Production values : Set Designer Naomi Sider captures hospital drab right smartly, my favourite bit being the properly oversized hallway door replete with unlubricated squeak, as if on cue for each Halley entrance / exit. Also the soda cans stacked in and around the wastebasket, bespeaking institutional neglect. Nice. Sound Designer Candelario Andrade put together an intriguing soundscape of wind, flowing water, and low electro-drone hum that are vaguely familiar but mostly foreign. This eerie montage quickly displaces us to a land far away and menacing. Costumes by Carmen Alatorre are perfect for both characters -- his "uniform", hers teeny & loud & changeable. Lighting Designer Conor Moore blends interior rheo changes with sun/moon exterior moods to good effect.
Who gonna like : This is a play to admire. The script is tight and believable. Selected actors are not late-20-somethings with lengthy resumes as they were at London's Finborough Wine Cafe workshop version in August of this year. Choosing Byskov and Scarrwener -- so close to the ages of their characters -- was an act of faith and theatre-courage. While each has years ahead to fully grab character nuances and subtleties, the standing-o Ms. Scarrwener got from the house last night was well-deserved. Equal huzzah's to Mr. Byskov I say.

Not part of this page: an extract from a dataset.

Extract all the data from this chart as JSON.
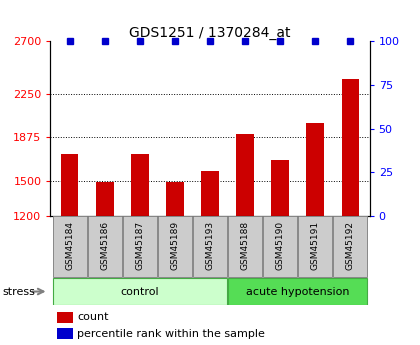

So it's two-in-a-row for ACT -- Armstrong's War paired with Venus In Fur. Plays to enjoy both the comic bits and the more serious issues about the myriad human foibles and follies they reveal. Stories. And the how-&-why stories are told the way they are -- the "what to leave in / what to leave out" that Bob Seger noted wistfully in his anthem Runnin' Against The Wind -- these nuances are what make words and peoples' stories such an intrigue, ever, to behold.